As corrected through Wednesday, July 1, 2009


Joseph DeVito, Appellant,
v
City of New York et al., Respondents.

[*1] Everett J. Petersson, P.C., Brooklyn, N.Y., for appellant.

Michael A. Cardozo, Corporation Counsel, New York, N.Y. (Kristin M. Helmers and Alan G. Krams of counsel), for respondents.

In an action to recover damages for personal injuries, the plaintiff appeals from a judgment of the Supreme Court, Queens County (Kitzes, J.), entered July 28, 2008, which, after a jury trial, and upon granting the defendants' motion for judgment as a matter of law pursuant to CPLR 4401, made after the close of the evidence, is in favor of the defendants and against him, dismissing the complaint.

Ordered that the judgment is affirmed, with costs.

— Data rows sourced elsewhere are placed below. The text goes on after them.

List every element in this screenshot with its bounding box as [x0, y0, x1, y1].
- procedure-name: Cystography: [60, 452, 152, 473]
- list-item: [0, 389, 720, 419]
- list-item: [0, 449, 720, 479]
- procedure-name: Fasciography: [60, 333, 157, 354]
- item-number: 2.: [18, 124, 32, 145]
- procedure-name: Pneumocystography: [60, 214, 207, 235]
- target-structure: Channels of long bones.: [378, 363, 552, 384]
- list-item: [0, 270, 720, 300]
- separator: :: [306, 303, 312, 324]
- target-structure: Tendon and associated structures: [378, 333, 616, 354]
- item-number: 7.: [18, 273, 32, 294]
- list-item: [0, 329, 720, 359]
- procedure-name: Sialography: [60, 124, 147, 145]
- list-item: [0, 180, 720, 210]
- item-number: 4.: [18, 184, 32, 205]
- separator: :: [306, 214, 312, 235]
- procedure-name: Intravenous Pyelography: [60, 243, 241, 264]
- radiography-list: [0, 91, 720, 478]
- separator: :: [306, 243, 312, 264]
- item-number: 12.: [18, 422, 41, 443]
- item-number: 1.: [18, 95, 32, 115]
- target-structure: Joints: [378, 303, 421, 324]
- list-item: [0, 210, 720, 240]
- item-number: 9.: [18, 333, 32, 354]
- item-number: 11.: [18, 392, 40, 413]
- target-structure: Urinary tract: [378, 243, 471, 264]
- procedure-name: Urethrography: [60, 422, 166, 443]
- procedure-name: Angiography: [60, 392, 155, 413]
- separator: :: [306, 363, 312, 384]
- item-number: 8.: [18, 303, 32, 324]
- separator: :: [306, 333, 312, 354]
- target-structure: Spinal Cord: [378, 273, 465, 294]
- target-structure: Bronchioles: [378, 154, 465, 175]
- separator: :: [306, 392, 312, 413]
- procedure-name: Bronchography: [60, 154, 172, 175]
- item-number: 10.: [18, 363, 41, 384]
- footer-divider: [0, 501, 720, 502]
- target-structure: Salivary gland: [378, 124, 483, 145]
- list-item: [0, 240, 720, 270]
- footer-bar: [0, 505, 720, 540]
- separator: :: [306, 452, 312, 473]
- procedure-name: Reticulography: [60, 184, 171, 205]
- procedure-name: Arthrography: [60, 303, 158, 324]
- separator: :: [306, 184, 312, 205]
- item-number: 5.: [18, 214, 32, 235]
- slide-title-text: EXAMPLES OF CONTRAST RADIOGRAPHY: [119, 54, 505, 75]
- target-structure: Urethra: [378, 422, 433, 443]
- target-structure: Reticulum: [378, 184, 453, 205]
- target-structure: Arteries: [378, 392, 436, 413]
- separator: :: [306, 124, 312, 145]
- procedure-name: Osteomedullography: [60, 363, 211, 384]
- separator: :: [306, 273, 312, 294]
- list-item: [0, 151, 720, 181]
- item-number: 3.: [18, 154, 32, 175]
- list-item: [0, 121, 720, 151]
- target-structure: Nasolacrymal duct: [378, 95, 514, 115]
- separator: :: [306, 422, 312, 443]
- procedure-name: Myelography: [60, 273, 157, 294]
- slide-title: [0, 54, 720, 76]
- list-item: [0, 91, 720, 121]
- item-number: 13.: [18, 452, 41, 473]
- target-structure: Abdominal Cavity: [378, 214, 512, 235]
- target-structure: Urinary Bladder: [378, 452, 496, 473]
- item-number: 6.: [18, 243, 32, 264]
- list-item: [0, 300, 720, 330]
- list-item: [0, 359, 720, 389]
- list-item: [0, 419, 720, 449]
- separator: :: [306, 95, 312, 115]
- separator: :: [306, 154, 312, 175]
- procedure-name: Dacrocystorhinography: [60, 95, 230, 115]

A motion for judgment as a matter of law pursuant to CPLR 4401 may be granted only when the trial court determines that, upon the evidence presented, there is no rational process by which the jury could find in favor of the nonmoving party (see Szczerbiak v Pilat, 90 NY2d 553, 556 [1997]; Bryan v Staten Is. Univ. Hosp., 54 AD3d 793 [2008]). In considering such a motion, "the trial court must afford the party opposing the motion every inference which may properly be drawn from the facts presented, and the facts must be considered in a light most favorable to the nonmovant" (Szczerbiak v Pilat, 90 NY2d at 556; see Cathey v Gartner, 15 AD3d 435, 436 [2005]). Under the circumstances presented here, the Supreme Court properly determined that there was no rational process by which the jury could find in favor of the plaintiff. Rivera, J.P., Dillon, Belen and Hall, JJ., concur.